La technique permet une forte modulation du faisceau d’électrons, avec seulement quelques milliwatts d’un laser à onde continue – un niveau de puissance généré par un pointeur laser commun. L’approche constitue une simplification spectaculaire et une augmentation de l’efficacité du contrôle optique des faisceaux d’électrons, qui peut être mise en œuvre de manière transparente dans un microscope électronique à transmission ordinaire, et pourrait rendre le schéma beaucoup plus largement applicable.

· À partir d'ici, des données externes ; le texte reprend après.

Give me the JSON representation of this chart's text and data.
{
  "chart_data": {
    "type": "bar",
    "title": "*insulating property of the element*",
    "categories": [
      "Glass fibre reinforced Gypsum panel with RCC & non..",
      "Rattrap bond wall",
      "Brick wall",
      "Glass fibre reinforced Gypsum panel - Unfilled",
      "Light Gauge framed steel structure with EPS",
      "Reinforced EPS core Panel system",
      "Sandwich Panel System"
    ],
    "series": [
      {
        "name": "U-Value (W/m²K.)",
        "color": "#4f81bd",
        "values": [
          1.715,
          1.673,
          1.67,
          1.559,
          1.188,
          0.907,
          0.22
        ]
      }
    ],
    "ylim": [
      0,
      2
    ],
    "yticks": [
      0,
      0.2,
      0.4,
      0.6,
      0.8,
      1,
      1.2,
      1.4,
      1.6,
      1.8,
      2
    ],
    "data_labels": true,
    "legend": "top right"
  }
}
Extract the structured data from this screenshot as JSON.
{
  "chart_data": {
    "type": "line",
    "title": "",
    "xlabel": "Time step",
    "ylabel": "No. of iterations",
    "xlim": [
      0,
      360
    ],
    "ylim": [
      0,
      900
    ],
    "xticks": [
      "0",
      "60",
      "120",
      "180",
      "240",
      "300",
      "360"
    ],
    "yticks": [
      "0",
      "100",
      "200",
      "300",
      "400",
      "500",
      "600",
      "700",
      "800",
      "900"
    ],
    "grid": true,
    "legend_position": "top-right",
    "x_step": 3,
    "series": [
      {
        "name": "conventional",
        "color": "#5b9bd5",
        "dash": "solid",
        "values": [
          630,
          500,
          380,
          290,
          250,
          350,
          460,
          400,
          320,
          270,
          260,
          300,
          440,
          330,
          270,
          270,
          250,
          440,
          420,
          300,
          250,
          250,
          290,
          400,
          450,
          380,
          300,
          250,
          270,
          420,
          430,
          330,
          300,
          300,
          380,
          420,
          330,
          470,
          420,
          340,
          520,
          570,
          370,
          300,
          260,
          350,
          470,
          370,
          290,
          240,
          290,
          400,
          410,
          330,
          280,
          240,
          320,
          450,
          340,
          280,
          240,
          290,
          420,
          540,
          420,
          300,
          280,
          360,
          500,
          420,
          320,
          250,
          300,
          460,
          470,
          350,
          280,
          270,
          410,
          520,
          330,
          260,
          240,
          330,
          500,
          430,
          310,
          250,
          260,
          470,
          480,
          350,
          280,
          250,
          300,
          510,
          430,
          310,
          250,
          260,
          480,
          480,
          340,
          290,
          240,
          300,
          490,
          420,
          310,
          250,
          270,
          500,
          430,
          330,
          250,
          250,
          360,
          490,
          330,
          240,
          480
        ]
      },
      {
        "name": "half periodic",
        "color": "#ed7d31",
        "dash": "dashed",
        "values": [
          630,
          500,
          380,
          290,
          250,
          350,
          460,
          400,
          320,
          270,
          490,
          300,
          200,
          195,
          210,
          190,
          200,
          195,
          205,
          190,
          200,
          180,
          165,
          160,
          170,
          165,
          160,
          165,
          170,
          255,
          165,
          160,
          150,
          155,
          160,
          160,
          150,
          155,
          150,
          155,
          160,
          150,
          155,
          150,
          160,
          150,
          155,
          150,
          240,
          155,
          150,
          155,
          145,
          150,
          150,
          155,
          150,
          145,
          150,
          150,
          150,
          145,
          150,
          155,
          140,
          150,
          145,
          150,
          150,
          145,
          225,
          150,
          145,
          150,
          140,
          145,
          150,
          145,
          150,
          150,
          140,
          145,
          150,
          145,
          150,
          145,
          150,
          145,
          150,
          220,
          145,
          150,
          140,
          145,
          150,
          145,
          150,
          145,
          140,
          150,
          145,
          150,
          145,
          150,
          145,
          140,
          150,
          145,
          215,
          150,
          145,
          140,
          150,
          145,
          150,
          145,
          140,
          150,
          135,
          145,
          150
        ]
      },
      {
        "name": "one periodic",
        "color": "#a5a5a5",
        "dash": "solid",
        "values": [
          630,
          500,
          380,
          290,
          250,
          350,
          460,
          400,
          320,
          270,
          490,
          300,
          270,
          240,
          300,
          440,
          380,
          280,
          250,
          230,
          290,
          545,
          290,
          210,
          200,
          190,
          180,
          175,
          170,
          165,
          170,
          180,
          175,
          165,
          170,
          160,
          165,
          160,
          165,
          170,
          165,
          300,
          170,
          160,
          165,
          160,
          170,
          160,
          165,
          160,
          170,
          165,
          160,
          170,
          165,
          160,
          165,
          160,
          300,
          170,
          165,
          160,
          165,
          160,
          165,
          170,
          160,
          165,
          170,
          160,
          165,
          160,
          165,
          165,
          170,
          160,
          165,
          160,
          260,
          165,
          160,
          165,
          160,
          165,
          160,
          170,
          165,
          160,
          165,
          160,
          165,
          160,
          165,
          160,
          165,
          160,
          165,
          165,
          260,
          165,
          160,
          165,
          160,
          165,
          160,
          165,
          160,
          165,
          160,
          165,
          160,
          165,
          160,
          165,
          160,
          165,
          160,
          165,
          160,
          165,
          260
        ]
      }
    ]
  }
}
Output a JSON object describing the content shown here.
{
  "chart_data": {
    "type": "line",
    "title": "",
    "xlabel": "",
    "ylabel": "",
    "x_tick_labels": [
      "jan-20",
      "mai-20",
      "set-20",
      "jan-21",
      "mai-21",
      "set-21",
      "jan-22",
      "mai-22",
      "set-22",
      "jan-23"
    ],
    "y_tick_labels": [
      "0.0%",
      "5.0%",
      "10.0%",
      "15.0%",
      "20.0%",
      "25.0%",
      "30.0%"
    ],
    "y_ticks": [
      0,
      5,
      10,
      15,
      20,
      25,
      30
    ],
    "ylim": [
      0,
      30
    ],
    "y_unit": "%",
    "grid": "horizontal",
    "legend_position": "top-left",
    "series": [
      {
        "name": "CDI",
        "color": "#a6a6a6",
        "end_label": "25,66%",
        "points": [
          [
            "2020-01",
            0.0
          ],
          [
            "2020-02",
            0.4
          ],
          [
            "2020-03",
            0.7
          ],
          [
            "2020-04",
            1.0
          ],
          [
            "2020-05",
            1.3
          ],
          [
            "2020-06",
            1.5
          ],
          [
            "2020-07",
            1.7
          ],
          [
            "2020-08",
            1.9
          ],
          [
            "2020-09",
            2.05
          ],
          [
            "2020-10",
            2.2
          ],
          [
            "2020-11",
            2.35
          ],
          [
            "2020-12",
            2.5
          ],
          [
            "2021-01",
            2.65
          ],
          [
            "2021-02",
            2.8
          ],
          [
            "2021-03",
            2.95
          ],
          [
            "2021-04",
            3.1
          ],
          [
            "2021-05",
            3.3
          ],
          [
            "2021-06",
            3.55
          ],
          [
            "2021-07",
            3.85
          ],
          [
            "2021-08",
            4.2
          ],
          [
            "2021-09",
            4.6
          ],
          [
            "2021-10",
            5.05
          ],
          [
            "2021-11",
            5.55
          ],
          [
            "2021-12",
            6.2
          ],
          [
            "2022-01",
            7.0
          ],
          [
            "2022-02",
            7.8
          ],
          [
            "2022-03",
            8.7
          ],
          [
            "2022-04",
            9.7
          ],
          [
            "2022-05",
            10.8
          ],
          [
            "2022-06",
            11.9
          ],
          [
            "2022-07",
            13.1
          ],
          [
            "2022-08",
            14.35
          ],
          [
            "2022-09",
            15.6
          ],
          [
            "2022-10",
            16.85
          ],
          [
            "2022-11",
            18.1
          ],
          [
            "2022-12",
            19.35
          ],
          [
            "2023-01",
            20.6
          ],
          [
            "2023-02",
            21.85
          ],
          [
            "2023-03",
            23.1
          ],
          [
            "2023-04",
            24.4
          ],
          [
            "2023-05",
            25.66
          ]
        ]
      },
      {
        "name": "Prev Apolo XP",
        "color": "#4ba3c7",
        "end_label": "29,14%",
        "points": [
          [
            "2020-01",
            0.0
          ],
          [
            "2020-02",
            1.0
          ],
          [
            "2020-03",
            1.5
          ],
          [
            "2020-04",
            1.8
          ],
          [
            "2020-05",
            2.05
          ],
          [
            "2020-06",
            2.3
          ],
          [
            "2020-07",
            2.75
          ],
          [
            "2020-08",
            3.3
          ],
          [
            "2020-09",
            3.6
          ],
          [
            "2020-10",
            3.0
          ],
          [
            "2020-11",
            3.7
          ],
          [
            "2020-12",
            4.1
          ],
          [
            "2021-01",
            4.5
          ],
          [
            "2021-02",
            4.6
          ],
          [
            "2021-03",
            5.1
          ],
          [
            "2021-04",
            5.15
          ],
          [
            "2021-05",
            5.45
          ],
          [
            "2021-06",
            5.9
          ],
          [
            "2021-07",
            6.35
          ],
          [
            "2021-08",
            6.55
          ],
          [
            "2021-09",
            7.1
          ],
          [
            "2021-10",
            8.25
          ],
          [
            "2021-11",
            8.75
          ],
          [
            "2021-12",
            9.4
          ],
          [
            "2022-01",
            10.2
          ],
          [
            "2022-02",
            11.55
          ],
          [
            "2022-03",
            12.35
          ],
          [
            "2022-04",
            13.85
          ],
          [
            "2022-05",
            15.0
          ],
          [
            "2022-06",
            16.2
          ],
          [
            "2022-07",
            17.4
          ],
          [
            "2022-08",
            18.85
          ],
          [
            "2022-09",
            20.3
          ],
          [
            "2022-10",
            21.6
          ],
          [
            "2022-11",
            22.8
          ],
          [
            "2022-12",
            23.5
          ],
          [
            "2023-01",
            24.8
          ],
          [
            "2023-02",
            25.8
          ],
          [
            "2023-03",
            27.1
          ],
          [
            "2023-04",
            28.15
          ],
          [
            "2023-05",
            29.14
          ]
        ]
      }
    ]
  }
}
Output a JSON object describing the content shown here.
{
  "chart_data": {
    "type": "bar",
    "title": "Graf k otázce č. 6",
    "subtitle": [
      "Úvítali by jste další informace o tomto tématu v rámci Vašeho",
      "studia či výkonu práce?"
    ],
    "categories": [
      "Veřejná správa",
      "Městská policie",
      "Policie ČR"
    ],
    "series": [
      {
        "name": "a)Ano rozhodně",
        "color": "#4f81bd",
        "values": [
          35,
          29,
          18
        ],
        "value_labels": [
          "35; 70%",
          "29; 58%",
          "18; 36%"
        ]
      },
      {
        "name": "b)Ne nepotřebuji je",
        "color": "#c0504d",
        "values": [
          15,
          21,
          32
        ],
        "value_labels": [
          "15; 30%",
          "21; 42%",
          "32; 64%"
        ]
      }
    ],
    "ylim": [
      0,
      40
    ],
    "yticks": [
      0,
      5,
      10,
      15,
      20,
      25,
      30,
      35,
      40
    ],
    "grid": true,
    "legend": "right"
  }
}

« Les circuits photoniques intégrés basés sur le nitrure de silicium à faible perte ont fait d’énormes progrès et stimulent intensément les progrès de nombreuses technologies émergentes et de la science fondamentale telles que le LiDAR, les télécommunications et l’informatique quantique, et s’avère maintenant être un nouvel ingrédient pour la manipulation des faisceaux d’électrons », explique Kippenberg.
« L’interfaçage de la microscopie électronique avec la photonique a le potentiel de relier de manière unique l’imagerie à l’échelle atomique à la spectroscopie cohérente », ajoute Ropers. “Pour l’avenir, nous nous attendons à ce que cela donne une compréhension et un contrôle sans précédent des excitations optiques microscopiques.”
Les chercheurs prévoient d’étendre encore leur collaboration vers de nouvelles formes d’optique quantique et de métrologie attoseconde pour les électrons libres.
Référence : « La photonique intégrée permet la modulation de phase électronique à faisceau continu » par Jan-Wilke Henke, Arslan Sajid Raja, Armin Feist, Guanhao Huang, Germaine Arend, Yujia Yang, F. Jasmin Kappert, Rui Ning Wang, Marcel Möller, Jiahe Pan, Junqiu Liu, Ofer Kfir, Claus Ropers et Tobias J. Kippenberg, 22 décembre 2021, La nature.
DOI : 10.1038 / s41586-021-04197-5
Les échantillons de nitrure de silicium ont été développés au Centre de MicroNanoTechnologie (CMi) de l’EPFL. Les expériences ont été menées au laboratoire de microscopie électronique à transmission ultrarapide (UTEM) de Göttingen.